Sources in the junk bond market, which suffered from an exodus of issuance into the second-lien loan market in the second half of 2005, where rates are better and technical demand more intense, have lately been saying that rising interest rates and more robust demand for junk may be steering issuance back toward bonds.

Hearing this on Friday a bank loan official allowed that this color may be partly correct.

"In the second lien market deals are getting done," the official said, "but spreads have widened."

The source said that the last 16 second-lien loans launched in the market have flexed up. Since the beginning of November, 22 of 25 have flexed up, the source added.

In that time spreads went from 690 basis points and spiked up to 725 basis points.

"The most recent stats have shown it coming back down," the official added.

"The market is still there, but at a higher price.
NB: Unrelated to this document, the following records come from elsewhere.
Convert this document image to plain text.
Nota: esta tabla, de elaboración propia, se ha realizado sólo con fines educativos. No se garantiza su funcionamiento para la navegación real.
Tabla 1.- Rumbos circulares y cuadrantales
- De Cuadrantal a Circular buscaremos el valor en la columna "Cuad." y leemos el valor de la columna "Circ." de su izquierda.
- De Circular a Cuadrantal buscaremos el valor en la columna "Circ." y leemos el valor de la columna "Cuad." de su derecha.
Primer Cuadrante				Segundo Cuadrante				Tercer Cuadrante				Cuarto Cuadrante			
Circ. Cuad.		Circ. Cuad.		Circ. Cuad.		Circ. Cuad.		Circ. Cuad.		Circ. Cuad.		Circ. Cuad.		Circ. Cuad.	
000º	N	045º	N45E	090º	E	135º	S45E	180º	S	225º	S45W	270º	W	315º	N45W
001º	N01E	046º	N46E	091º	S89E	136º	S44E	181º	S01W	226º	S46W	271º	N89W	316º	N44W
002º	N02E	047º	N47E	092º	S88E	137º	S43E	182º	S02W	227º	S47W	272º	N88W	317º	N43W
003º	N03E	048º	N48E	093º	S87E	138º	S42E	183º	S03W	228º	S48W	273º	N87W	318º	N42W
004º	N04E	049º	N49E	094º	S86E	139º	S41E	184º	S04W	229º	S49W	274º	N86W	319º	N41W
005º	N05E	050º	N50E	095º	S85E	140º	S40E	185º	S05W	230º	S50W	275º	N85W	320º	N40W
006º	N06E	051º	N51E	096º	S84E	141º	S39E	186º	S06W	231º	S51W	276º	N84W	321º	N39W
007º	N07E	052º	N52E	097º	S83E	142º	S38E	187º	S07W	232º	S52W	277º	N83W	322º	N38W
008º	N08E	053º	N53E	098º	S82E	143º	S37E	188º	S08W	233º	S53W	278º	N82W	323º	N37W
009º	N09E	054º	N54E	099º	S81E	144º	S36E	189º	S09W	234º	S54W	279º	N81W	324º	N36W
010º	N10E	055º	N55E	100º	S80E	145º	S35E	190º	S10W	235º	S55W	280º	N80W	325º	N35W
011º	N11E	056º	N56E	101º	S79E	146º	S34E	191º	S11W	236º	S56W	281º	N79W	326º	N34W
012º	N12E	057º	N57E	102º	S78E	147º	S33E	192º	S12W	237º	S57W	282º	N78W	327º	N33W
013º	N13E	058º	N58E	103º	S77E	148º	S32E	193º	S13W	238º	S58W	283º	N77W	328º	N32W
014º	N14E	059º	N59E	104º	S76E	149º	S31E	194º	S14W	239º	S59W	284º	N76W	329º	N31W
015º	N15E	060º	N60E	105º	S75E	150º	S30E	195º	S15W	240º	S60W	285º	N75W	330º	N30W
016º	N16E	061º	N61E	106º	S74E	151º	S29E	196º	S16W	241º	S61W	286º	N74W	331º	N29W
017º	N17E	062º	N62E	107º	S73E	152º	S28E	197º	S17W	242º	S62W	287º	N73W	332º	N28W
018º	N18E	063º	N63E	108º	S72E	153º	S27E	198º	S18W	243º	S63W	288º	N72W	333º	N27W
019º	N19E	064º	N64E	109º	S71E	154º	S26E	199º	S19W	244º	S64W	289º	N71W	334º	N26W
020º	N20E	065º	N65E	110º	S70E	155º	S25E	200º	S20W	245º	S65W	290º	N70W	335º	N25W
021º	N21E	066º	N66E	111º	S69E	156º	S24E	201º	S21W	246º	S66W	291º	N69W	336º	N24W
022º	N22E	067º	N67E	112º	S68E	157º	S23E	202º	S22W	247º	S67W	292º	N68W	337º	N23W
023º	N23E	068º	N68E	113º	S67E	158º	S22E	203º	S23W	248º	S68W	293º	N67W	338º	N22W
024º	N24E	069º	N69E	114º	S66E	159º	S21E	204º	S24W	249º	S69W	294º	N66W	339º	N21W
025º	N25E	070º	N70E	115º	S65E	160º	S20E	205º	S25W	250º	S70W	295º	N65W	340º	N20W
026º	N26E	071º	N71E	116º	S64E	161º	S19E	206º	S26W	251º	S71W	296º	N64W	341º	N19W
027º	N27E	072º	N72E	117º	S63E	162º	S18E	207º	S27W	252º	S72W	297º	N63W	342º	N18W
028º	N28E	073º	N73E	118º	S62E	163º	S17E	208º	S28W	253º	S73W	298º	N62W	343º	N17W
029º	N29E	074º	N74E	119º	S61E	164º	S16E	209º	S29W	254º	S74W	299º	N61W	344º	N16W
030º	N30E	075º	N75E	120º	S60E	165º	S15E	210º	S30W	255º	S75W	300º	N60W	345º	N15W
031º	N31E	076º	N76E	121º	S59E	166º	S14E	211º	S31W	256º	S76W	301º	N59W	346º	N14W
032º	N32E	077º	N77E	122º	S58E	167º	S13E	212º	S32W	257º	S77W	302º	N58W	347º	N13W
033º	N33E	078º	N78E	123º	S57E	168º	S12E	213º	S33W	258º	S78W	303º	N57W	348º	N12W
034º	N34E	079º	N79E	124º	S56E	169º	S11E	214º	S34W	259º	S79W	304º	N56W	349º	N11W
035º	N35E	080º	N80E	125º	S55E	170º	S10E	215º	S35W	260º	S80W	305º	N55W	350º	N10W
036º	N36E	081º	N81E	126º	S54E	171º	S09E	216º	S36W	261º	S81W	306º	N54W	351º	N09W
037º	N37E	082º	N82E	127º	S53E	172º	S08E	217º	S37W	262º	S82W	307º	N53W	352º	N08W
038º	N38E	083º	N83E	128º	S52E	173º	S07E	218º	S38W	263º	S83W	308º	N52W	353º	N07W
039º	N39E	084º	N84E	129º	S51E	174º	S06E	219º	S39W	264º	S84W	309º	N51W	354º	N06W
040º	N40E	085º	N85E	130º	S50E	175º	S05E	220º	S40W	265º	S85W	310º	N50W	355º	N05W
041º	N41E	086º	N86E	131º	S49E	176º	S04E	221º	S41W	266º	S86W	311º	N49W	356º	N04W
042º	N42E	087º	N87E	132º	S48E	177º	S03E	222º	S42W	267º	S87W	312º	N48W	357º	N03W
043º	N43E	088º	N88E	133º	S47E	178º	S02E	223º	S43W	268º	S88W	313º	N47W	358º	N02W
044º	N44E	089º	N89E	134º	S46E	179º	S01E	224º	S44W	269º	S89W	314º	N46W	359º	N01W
People are talking about building bulk in the high yield market and a better investor sentiment there.

"But I don't see a lot of issuers rushing there just yet."

Eddie Bauer trades down

Traders reported a very quiet session on Friday.

One said that the bank loan paper of Eddie Bauer was ¼ point lower after it announced it has identified errors in the balance sheets and the statements of cash flows in the company's Form 10 registration statement that it filed with the Securities and Exchange Commission on Dec. 15.

In a Thursday press release the Seattle specialty retailer said that the identified errors will result in corrections to the balance sheets and to line classifications on the statement of cash flows, but will not impact net cash flows. In addition, the company does not expect these corrections to result in a change to reported net earnings.

The company added that the errors stem partly from the company's handling of lease accounting.